You say you want term limits? For whom?
We already have those for elected officials. They’re called elections.
Every couple of years we have the opportunity to fire every last one of our elected officials. Most of the time, voters choose to keep the ones they have.
In 2023 Tate County voters chose to fire four of the five county supervisors. To me, that seems to be a very real example of term limits in action.
In the past few days incoming US Senate Majority Leader John Thune announced that Mississippi Senator Roger Wicker, recently elected to his third full term, will be appointed to chair the Senate Armed Forces Committee, and will serve on the Senate Commerce, Environment and Public Works, and Rules committees. If you were paying attention, you may have noticed that Wicker ran the hearings for Defense Secretary nominee Pete Hegseth. The Rules committee decides how things get done in the Senate. We could have fired Wicker in November.
Senator Cindy Hyde-Smith will join Wicker on the Rules committee, and will serve on Appropriations, Agriculture, and Energy committees. She was recently considered for Secretary of Agriculture. We can fire her in 2026 if we want to.
Representative Trent Kelly serves on the House Armed Services Committee. His subcommittees include several dealing with intelligence. He’s also a member of the House Agriculture Committee. We can fire him in 2026.
One the state level, returning state senator Neil Whaley will chair the influential Local and Private Committee, as well as serving on 8 other Senate committees. Local and Private handles bills that pertain to a single town or county. Think of it as earmark central.
Being chair of Local and Private is kind of a big deal.
Representative Trey Lamar is chair of the Mississippi House Ways and Means Committee. That makes him one of the gatekeepers for all legislation regarding state spending and revenue.
Cedric Burnett, whose house district includes parts of Tunica, Coahoma, Quitman, and Tate Counties, joins Lamar on the Ways and Means committee and is a member of the House Gaming committee. Despite being a Democrat in a Republican controlled House, Burnett chairs the Interstate Cooperation Committee.
We have the option to limit the terms of Burnett, Lamar, and Whaley in 2027.
Wicker, Hyde-Smith, Kelly, Whaley, Lamar, Burnett got those appointments and the perks and influence that come with them through seniority.
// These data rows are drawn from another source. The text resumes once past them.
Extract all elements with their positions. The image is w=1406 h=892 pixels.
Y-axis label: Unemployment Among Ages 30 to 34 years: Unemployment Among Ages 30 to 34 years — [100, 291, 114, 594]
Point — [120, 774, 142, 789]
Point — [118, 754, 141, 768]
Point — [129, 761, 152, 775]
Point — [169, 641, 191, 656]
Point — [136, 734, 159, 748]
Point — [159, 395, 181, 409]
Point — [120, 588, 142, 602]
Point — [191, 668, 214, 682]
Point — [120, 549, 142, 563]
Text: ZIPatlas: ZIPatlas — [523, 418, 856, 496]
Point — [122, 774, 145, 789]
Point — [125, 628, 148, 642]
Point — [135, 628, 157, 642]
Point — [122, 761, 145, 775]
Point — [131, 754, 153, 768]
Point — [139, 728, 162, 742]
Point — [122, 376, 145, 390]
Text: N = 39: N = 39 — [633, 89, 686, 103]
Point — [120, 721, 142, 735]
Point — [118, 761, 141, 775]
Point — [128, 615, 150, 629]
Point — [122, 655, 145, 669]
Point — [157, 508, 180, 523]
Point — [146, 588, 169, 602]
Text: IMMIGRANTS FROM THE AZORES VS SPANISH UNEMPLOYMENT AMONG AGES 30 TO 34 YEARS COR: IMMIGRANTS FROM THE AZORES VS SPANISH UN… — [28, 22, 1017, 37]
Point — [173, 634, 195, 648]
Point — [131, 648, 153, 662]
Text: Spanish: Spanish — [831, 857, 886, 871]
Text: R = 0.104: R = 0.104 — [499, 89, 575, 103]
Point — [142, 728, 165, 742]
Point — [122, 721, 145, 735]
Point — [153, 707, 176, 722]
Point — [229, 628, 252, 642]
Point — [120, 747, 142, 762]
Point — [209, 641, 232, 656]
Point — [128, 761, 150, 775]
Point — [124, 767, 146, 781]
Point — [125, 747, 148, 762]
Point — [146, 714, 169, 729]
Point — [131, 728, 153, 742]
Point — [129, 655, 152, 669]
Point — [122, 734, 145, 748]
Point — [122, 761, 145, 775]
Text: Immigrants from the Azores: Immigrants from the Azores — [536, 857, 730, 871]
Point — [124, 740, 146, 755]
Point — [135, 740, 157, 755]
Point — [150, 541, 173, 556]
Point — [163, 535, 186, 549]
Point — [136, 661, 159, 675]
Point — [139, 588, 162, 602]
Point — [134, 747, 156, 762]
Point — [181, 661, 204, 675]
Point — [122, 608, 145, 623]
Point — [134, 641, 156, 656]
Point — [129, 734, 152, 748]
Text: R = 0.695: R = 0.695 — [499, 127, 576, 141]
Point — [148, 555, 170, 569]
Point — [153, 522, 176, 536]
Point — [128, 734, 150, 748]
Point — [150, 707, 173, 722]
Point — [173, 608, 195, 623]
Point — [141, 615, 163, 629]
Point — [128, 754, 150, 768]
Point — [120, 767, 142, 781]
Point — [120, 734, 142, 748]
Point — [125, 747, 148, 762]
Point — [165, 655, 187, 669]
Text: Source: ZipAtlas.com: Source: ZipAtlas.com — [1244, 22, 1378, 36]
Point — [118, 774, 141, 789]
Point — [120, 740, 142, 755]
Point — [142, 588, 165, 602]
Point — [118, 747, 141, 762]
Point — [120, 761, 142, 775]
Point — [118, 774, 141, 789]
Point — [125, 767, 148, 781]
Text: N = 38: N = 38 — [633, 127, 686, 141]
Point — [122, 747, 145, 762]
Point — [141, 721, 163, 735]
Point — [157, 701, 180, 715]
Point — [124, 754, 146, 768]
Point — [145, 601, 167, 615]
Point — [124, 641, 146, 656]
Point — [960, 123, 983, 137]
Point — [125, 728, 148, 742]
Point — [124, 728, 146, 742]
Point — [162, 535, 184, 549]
They worked their way up the ladder, learning which steps to take and which to avoid, over the years.
Remember, you have the option to fire any of them every few years.
And then there are the folks who make the rules and carry out the laws Congress and the Legislature pass.
The folks who serve in career civil service jobs.
These are the folks at the IRS, EPA, OSHA, DOJ, DOE, USACE, CIA, FBI, BATFE, CMS, USDA, NIH, CDC, and who knows how many other alphabet soup agencies who handle the details of how government impacts our lives. With very few exception, once hired these federal employees can spend the rest of their lives interpreting what Congress and the President intend when a law is passed.
These are the folks who make rules governing how schools operate and what hard hat is required for which job. They decide how much of what preservative goes into a loaf of bread and whether or not a medicine can go on the market. They decide how many hours a truck driver can stay behind the wheel.
They’re the folks who took 87 years to say it’s OK to build pumps to alleviate the flooding that puts parts of the Delta under water every spring.
The only checks on their power are the actions of our elected officials.
You don’t have the option to fire them. Under current law, it’s pretty much impossible for anyone to fire them.
I’d rather have the option to keep or fire my elected representatives than to take my chances with a bunch of unfireable bureaucrats hired by like-minded bureaucrats.